Les distributeurs prennent la route de l’eco responsabilité

De plus en plus de projets éco-responsable voient le jour à l’initiative de grands groupes de distributeur.

À commencer par E.Leclerc qui lance un nouveau concept store valorisant les produits locaux à Angoulême. Le magasin « Saveurs de nos terroirs » ne porte aucune mention de la marque E.Leclerc et il n’y a aucune marque de distributeur, et pourtant il appartient bien au gérant du E.Leclerc d’Angoulême. Le magasin propose près de 400 références produits par des producteurs locaux. De nombreux autres adhérents sont très intéressés par ce nouveau concept de magasin et pensent à en ouvrir un dans leur ville.

©LSA

Il y a également Franprix et son restaurant/magasin Noé. On peut retrouver des produits issus du commerce équitable et bio en plein coeur de Paris. C’est aussi un lieu de vie où l’on peut travailler tout en buvant son café et en grignotant. Côté magasin, 70% des produits sont bios et pour les fruits, légumes et même les cosmétiques ont atteint les 100%. Les produits sont certifiés AB et doivent justifier une fabrication vertueuse et transparente. On dit donc adieu au Nutella et au Coca-Cola par exemple.

©LSA

Et on pense également à Carrefour qui se lance dans les potagers urbains. Ils souhaitent développer une nouvelle gamme de produits issues d’une culture en aéroponie sur leurs toits. On ne peut vraiment pas faire plus local que ça !  Pour ce qui est de la vente en magasin, elle se fera à travers un point de vente mobile et modulable réalisé par Studio AA qu’on pourra retrouver en magasin.

©Studio AA

Quant à Intermarché, ils multiplient les initiatives depuis quelques années. On se souvient notamment de leur campagne de 2014 sur les fruits moches et celle sur les biscuits eux aussi moches en 2015. C’était un premier pas vers la reconnaissance de l’incongruité du gaspillage alimentaire uniquement du fait de l’aspect visuel de certains produits. Mais là où Intermarché fait vraiment la différence, c’est sur le local. On pense notamment au Intermarché d’Écully, dans la banlieue lyonnaise, qui se fournit à la ferme urbaine de l’abbé Rozier qui n’est qu’à 5min du magasin !

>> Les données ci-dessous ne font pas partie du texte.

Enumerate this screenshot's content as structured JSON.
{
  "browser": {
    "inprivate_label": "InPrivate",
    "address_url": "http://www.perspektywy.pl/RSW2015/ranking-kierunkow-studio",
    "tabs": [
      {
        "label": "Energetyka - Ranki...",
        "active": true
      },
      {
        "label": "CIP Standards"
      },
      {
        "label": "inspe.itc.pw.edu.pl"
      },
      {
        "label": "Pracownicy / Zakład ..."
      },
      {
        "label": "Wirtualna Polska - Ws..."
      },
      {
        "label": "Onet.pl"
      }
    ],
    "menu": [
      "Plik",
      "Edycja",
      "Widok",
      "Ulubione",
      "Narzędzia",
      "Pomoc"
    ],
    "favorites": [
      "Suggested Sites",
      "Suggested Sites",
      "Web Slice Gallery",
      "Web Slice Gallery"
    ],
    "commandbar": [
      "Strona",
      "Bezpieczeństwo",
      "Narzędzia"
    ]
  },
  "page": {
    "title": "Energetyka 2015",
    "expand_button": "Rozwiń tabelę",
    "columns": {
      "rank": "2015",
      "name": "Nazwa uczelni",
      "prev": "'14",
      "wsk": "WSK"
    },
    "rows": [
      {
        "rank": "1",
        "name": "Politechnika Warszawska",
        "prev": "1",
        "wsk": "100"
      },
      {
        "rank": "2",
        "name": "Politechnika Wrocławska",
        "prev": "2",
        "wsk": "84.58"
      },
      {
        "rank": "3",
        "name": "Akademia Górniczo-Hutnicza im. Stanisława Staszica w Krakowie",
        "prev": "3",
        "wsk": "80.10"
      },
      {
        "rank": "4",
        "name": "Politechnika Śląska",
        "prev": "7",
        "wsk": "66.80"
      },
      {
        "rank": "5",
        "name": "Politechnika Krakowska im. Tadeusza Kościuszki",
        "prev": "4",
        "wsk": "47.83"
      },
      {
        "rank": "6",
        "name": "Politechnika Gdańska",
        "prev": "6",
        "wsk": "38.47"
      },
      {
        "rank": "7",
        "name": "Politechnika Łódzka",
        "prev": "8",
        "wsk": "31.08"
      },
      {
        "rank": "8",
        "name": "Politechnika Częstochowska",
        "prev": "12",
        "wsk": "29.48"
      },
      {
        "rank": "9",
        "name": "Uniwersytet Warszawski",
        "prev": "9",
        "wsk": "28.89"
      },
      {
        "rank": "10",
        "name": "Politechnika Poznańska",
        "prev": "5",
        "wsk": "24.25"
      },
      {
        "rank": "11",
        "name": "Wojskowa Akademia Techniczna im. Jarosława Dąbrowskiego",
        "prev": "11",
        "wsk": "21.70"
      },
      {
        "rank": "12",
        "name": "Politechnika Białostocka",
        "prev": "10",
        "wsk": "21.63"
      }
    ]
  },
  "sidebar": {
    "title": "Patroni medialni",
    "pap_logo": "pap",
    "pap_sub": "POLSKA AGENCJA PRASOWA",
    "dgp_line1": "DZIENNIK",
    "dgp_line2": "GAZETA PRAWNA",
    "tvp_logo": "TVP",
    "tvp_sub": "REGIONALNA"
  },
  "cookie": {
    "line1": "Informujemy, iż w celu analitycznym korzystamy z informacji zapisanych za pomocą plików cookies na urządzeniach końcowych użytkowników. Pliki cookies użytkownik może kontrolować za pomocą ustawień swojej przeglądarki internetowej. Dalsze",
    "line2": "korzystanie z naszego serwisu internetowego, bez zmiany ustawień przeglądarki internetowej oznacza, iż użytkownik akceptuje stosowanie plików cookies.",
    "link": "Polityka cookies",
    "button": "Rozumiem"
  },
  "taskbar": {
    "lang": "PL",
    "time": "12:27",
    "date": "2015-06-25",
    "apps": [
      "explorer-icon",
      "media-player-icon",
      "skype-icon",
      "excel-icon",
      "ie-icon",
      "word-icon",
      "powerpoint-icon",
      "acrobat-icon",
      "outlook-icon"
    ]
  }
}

La Foodtech au centre des toutes les attentions

Kantar Media a sorti son livre blanc sur les tendances de la foodtech à travers son « Foodoscope 18 ». Il y a 4 grosses tendances qui, accordées ensemble, forment un accord parfait entre la santé, le partage et le plaisir.

La Cofood, qui révolutionne l’agriculture urbaine en le rendant plus collaboratif en créant des communautés économiques. On pense notamment à Kimbal Musk, le frère de Elon Musk, qui a lancé Big Green, une sorte de ferme urbaine pensée pour sensibiliser et éduquer les plus jeunes aux modes de culture de demain.

La Neofood, c’est une nouvelle façon de penser l’alimentation que ce soit sur son impact économique, societal et environnemental. Les marques sont poussées par les consommateurs à être de plus en plus transparentes sur la façon dont elles produisent. La traçabilité est également un élément très important de cette nouvelle mouvance, notamment avec l’utilisation de la blockchain pour une traçabilité digitale.

La Ufood qui définit toutes ces nouvelles façons d’accéder à l’alimentaire, avec des process de plus en plus personnalisés. L’idée est également de trouver des alternatives en proposant des produits traditionnels comestibles. On observera une multiplication des « villages urbains » qui produisent des produits de qualité en circuit fermé. Une sorte de retour vers l’avant mondialisation. Les packagings font aussi partie de la mutation de nos habitudes vers des utilisations fonctionnelles, pratiques et toujours responsables. Le meilleur exemple c’est sans doute l’eau sans bouteille Ooho qui met fin à l’utilisation du plastique.

La Superfood qui met l’emploi et les liens sociaux au centre de l’alimentation durable. L’idée est de créer de nouveaux emplois qui mettent en oeuvre le changement de nos modes de consommation. Mais aussi d’inciter les gens à faire les choses eux-mêmes.